Everything needs to be just right. We will go through enormous amounts of effort to get the words to match the concepts.
I am worried the word “Theme” to describe the concept of themes may be a tiny bit off.
For me, conceptually, themes are building blocks, your site’s design is composed of many “themes” aka building blocks or little lego pieces that you can either author or source from github to build the castle that is your site.
The word “theme” can often be thought of as a single cohesive concept as opposed to a collection of bits so the concept is slightly fighting with the implementation.
Is there a better word to describe our intention with themes any better?
To me palette is about colors. I am wishing for a word that describes the composability of the bits. maybe “block” or “segment” or “chunk” or maybe just theme is as good as it gets.
Plugin was great from the outset cause it is crystal clear you can have many plugins.
For context, are you thinking about “theme” as a user (“I pick one theme from user settings”) or as an admin/designer (“I can build a theme by combining existing themes”)? As a user, I’d say themes is just fine, and likely a great description for the feature. Alternate thoughts as a user would be “skin” or “style”. As an admin, I agree theme doesn’t really describe the building block idea of adding them together - but I’m not really sure what else to suggest.
Maybe we could we expand the use of plugin? What about “Visual Plugin”, or “UI Plugin”?
Theme is the correct word, pretty much all forum software since forever has called it that.

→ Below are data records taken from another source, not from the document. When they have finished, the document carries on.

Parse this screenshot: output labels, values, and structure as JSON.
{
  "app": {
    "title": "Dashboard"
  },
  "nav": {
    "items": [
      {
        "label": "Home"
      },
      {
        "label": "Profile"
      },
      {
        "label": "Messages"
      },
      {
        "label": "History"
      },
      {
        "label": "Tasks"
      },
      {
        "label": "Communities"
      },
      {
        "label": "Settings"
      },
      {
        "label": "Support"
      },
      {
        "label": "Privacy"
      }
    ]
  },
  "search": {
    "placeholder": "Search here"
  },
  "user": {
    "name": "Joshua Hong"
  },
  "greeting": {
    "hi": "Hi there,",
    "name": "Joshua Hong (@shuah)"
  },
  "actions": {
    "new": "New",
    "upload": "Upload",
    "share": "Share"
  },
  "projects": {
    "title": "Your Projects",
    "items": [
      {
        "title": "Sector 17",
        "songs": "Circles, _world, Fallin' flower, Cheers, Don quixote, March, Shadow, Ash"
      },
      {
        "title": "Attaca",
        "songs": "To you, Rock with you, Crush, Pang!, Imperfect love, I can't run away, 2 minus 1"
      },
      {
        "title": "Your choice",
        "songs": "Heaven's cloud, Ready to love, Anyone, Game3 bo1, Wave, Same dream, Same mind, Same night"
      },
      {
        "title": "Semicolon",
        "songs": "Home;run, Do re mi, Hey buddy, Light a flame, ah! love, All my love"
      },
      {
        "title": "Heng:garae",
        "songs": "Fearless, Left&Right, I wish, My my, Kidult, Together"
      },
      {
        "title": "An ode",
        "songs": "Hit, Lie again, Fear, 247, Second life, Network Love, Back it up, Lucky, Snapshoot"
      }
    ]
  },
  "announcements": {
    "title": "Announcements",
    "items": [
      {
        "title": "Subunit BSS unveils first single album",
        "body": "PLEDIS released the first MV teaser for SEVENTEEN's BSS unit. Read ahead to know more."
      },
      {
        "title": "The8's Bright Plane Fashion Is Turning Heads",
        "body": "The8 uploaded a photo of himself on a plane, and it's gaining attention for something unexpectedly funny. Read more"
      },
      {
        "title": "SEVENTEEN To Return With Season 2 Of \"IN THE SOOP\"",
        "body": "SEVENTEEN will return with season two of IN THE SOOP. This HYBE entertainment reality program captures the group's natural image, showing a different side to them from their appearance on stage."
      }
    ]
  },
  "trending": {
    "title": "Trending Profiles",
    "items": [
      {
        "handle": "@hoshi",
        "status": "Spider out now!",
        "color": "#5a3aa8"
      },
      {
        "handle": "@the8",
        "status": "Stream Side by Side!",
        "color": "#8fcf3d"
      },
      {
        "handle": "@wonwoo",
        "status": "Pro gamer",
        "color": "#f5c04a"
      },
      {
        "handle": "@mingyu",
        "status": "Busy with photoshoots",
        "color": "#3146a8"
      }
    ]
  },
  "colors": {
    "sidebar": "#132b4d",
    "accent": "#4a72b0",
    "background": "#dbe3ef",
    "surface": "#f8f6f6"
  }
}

Basically I don’t support this idea that themes need to be these tiny composable blocks. That’s a bit overengineered, and certainly should not be exposed to anyone other than forum admins…
Fundamentally, the WordPress Theme system is a way to “skin” your weblog. Yet, it is more than just a “skin.” Skinning your site implies that only the design is changed. WordPress Themes can provide much more control over the look and presentation of the material on your website.
I agree. Gmail is another example where they use the term “theme” to describe the complete thing.
If the building blocks are helpful, use a different name for those blocks. I think “components” may be a good fit. Themes and components also follow the terms used by bootstrap, for example.
I also think that “Theme” works just fine. My gripe was rather with even the elements of a theme being called theme. Even if they technically cannot be distinguished, if they are used as parts of themes they should be referred to as theme elements, sub-themes, style elements or the like.
I prefer “Theme” the term implies an amalgamation of multiple parts. It is far better than alternates like “Styles” or “Designs”. You could use a modifier like “Theme Packs” , “Theme Bundles” or “Theme Base”, but I really like the simplicity of “Themes”.
Just the same, I think if it is planned to sometime in the future have a folder similar to the plugin folder that could contain template files, emoji and avatar sets etc. and this feature will become more than only CSS, that Themes would be the better term.
I don’t think there is a NEED to find something else from what is already understood by people generally due to the use of this term in almost every forum software and beyond.
That said, if we are really looking for terms to describe smaller composable blocks for themes then we can create a new term. Ideally, we should not do that, but using any existing term would cause confusion with various other usage in practice. The final composed outcome as presented to the user should still be called themes.
One such term that I can make would be THEMELETS which can be thought as small themes or a word-play of theme + template (= theme templates).
After writing this, I thought I would Google this term and I found that some people have already used it (check the following three examples).
If, for used theme components, there would also be an icon next to the theme-component name in the list of themes, it would be perfect. (Or is that what you’re saying only that it’s not in the screen shots?)
So…per the original commit themes can have child themes, which can in-turn have child themes (grandchild themes !). How is that affected by the recent changes?